Racing Participants Welfare Requirements

  • Cold drinking water including appropriate drinking receptacles should be made available to employees at the following locations – starting barriers, horse stalls.
  • Cold drinking water including appropriate drinking receptacles should be made available in the vicinity of the horse stalls area to licensed and registered persons who are required to work at the race meeting.
  • Cold drinking water, sports drinks and ice should be provided in the jockeys' rooms.
  • Sunscreen to be made available in either the secretary’s office or the scales area.
  • Ensure air conditioners or fans are operational in jockey’s rooms

Swimming pools

Post-race recovery is vital, and what better way to cool off on a hot day than a refreshing swim? Equine pools are a great way to exercise and rehabilitate horses and are now a practice integrated into most trainers’ routines. Flemington’s pool facility is a hub of activity all year round, but when the weather warms up, its popularity goes up another notch.

Integrating swimming into a thoroughbred’s conditioning and recovery routines is becoming common practice in horse training.
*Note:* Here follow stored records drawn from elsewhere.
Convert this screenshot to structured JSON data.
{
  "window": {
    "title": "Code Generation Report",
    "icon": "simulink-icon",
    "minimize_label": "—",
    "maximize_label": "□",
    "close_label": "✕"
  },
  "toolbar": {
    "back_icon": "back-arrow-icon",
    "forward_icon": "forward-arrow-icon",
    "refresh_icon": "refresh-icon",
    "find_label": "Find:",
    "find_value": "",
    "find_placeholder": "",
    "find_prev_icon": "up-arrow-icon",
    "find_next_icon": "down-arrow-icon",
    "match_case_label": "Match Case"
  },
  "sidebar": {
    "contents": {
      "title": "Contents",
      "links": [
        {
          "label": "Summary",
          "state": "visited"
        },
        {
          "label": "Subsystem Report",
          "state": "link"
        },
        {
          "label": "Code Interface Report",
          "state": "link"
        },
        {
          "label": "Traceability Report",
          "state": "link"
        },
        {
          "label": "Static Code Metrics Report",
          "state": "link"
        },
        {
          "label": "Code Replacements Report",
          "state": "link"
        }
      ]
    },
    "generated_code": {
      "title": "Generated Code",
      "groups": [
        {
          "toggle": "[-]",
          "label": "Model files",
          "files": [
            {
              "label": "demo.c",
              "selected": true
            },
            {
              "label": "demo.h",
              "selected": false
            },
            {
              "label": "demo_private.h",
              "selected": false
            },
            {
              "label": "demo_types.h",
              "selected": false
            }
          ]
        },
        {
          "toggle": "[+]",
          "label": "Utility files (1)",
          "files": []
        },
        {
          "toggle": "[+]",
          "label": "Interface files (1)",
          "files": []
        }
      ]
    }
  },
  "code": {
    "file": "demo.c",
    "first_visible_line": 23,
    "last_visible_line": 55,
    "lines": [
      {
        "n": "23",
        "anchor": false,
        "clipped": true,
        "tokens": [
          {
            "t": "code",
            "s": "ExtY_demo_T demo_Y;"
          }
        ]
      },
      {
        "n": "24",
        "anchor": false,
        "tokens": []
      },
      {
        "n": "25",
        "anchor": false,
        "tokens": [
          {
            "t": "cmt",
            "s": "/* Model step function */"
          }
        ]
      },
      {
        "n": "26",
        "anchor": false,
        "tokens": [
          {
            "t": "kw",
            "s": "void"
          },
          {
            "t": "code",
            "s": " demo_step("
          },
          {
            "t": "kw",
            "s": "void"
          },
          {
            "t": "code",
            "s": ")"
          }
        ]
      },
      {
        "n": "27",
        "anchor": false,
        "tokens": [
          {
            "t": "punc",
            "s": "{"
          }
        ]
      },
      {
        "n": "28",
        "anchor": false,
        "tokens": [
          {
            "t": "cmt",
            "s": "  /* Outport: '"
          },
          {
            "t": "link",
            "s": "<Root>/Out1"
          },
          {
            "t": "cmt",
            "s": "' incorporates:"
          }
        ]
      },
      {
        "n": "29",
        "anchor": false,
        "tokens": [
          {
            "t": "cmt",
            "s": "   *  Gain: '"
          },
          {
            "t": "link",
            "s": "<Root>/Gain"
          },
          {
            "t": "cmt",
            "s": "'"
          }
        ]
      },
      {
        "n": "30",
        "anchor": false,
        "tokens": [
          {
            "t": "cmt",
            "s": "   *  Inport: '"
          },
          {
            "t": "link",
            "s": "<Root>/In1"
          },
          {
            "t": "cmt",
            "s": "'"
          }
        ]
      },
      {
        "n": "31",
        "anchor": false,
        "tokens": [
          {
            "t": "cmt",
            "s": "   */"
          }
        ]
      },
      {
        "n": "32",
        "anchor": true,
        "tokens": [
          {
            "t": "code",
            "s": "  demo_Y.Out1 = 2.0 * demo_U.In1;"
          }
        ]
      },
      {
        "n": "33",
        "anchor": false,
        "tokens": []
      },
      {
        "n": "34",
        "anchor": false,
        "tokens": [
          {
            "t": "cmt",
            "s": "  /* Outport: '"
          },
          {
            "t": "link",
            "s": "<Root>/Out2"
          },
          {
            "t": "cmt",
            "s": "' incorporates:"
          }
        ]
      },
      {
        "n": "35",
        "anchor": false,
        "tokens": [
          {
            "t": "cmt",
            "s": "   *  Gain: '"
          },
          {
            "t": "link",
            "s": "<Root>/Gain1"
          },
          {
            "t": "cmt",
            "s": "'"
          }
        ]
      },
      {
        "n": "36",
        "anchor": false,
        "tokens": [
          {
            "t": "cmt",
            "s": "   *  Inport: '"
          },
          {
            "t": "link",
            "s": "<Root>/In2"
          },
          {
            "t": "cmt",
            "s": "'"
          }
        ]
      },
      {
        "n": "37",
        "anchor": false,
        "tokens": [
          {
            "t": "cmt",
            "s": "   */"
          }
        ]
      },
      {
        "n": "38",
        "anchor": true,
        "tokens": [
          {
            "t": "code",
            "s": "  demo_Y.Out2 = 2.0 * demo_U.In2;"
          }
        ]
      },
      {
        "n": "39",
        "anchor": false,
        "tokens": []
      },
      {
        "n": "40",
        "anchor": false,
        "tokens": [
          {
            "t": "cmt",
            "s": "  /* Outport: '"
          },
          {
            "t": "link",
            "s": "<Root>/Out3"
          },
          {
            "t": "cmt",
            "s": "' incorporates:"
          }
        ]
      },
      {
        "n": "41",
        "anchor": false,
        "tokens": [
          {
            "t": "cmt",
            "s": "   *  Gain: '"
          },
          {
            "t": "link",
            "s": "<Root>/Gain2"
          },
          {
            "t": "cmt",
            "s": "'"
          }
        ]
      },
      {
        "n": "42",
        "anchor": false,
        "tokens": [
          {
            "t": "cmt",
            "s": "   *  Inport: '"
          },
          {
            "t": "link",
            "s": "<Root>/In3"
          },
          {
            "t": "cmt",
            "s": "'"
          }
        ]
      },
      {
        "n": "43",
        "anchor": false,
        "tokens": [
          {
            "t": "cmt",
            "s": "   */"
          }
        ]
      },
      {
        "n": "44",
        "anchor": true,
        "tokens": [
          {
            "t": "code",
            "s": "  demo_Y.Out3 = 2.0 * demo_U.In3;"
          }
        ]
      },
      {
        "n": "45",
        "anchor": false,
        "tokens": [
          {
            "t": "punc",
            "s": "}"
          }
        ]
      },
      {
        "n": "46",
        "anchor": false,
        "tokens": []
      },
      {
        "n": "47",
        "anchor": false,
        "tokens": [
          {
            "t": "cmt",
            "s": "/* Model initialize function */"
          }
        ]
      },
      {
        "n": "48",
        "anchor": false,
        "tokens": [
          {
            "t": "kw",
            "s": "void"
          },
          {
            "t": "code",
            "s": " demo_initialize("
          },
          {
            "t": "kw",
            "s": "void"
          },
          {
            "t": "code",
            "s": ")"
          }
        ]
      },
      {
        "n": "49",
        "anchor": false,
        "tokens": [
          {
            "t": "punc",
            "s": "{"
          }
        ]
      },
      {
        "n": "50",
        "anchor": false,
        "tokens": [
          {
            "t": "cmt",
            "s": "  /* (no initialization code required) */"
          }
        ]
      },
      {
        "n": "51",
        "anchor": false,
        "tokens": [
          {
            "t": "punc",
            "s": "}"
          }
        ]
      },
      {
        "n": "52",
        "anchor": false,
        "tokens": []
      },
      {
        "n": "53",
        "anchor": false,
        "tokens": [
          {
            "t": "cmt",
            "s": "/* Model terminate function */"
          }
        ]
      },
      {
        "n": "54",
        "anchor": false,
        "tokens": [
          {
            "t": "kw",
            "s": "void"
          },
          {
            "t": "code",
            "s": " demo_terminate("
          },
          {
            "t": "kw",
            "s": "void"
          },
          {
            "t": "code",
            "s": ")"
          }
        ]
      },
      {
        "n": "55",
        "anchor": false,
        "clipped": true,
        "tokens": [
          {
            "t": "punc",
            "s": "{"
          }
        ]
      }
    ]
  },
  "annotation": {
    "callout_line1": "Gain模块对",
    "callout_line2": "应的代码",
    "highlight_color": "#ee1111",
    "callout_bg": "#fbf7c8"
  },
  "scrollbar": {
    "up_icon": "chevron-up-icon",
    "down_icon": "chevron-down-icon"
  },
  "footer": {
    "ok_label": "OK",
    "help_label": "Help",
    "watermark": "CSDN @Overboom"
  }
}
For animals and humans alike, the benefits of cross-training for athletic performance, cardiovascular conditioning, and endurance are well known. When you combine training across swimming facilities, trackwork, horse walker, and other methods, the results can be great.

Swimming horses has many benefits – it promotes aerobic fitness, lowers lactate levels, and elevates heart rate recovery. It can be a valuable tool in building up and maintaining a horse’s fitness with minimum shock impact on its legs. It allows a horse to regain or maintain its condition without causing undue impact or pressure on the hooves, legs, or abdomen, and it is an ideal exercise tool for those that have undergone leg or abdominal surgery, or who are recovering from laminitis. It’s also a useful way to build up strength and coordination.

If they are recovering from injury, it is a beneficial rehabilitation tool. But another added bonus is the psychological effects, for, just like humans, who doesn’t enjoy the freedom and buoyancy of water at times? On a warm summer’s day, a light swim is a refreshing way to break up the routine and diminish mental fatigue.